Within my laboratory, 3 major research lines exist:
1. Cell-type specific actions of CD40-CD40L signaling.
We performed bone marrow transplantations and adoptive transfer studies with platelets and dendritic cells and found that leukocyte (J Exp Med 2010) and dendritic cell CD40 and platelet CD40L (Blood 2011) are crucial in mediating atherosclerosis via different immune modulatory pathways. In addition, we generated CD40Lfl/fl and CD40fl/fl mice which are currently backcrossed with an array of cell-type specific Cre mice, which will give us additional information on the exact role and communication of the different CD40(L) expressing cell-types.
2. Identification of CD40-CD40L signal transduction pathways in atherosclerosis.
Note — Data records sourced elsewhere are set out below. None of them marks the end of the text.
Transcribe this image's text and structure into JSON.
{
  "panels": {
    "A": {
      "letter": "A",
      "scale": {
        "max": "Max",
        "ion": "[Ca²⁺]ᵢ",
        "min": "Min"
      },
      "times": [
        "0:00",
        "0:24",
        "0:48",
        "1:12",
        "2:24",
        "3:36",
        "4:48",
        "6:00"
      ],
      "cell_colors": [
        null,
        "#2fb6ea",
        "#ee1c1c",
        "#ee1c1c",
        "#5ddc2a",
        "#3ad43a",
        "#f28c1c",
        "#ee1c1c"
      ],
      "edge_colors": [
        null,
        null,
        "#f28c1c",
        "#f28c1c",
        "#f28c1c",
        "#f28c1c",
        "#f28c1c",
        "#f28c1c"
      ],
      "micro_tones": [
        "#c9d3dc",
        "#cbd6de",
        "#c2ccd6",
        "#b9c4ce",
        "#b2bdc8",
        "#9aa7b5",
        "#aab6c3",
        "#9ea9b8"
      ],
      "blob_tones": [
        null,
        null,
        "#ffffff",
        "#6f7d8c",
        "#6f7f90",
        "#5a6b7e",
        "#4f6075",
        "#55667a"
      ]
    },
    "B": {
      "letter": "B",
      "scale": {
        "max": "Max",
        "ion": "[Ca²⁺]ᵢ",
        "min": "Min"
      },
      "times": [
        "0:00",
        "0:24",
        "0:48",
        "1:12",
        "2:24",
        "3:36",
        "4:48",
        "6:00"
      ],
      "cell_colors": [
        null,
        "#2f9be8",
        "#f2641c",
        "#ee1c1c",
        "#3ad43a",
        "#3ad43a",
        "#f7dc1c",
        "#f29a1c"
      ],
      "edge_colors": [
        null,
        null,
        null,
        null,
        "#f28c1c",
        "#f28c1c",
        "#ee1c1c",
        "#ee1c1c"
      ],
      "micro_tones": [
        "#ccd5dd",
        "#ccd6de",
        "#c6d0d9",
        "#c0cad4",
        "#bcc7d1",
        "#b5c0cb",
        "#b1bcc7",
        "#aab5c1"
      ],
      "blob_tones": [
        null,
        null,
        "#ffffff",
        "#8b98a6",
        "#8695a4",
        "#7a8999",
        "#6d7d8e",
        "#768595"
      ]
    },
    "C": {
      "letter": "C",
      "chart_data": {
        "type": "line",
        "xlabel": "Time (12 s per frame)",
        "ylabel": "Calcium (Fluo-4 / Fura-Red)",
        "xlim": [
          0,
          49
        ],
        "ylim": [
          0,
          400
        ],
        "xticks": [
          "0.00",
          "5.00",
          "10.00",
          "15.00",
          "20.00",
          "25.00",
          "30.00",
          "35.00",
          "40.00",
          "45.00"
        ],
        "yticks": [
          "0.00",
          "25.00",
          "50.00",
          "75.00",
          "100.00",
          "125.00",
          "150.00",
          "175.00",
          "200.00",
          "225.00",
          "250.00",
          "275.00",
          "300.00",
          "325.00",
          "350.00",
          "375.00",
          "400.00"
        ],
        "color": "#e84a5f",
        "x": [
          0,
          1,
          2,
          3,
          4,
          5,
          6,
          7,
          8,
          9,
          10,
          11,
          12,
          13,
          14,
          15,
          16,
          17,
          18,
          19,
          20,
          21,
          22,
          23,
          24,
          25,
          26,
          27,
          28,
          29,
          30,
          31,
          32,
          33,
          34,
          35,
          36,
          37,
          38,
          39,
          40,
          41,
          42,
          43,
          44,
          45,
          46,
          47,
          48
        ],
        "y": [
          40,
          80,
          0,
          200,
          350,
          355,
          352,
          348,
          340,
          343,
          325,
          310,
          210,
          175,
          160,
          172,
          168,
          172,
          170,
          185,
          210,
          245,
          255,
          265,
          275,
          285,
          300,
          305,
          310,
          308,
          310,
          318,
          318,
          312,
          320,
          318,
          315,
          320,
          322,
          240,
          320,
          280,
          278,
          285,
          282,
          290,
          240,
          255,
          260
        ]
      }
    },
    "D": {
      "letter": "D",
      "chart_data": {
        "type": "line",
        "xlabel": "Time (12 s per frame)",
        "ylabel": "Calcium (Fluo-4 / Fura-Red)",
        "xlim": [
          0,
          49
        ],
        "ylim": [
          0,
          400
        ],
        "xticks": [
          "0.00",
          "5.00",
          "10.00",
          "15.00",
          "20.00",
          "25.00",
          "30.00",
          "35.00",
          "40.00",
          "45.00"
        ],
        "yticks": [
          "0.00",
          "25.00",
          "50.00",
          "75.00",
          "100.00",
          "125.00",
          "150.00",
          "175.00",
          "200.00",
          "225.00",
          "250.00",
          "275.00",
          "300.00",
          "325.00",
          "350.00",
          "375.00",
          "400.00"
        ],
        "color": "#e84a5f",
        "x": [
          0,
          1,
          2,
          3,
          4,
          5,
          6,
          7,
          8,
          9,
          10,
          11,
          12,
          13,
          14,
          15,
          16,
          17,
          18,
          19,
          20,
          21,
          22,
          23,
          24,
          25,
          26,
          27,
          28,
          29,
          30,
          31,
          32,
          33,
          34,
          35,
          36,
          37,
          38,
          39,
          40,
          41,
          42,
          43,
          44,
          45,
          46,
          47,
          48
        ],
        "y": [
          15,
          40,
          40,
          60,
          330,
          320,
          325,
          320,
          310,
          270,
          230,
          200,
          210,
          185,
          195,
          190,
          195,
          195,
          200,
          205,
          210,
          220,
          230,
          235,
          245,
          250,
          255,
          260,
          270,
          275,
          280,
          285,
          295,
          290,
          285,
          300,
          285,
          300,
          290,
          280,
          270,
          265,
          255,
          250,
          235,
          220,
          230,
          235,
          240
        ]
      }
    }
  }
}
CD40-/- mice received a CD40 transgene with mutations in the respective TRAF-binding sites. Apoe-/- mice deficient in the CD40-TRAF2/3/5 binding site developed normal levels of atherosclerosis, while mice deficient in CD40-TRAF6 signaling hardly developed atherosclerosis, and contained immune regulatory monocytes/macrophages (J Exp Med 2010). We are currently investigating how the different CD40-TRAF interactions in different cell-types and pathologies mediate immune cell phenotype and interactions.
Based on these results, I have, in collaboration with Dr. G. Nicholaes (University of Maastricht), developed and tested small compounds directed against the CD40 binding pocket of TRAF6. Two of these compounds are able to successfully inhibit atherosclerosis development, and I have filed a patent.
3. Identification of the role of other co-stimulatory molecules in atherosclerosis.
We are currently investigating the role of CD27/CD70, GITR and CTLA4 in atherosclerosis. We are analysing plaque extent, phenotype and the immunological status of arteries and lymphoid organs of the respective knock-out mice and inhibitors.
Recent interests in the lab are obesity (ATVB 2011), and HSPCs (this grant). I have invested time and efforts in the last 2 years to integrate these scientific fields in my laboratory. We performed a detailed screening on the role of CD40L in obesity, as well as in HSPC biology. These studies are currently submitted to expert journals.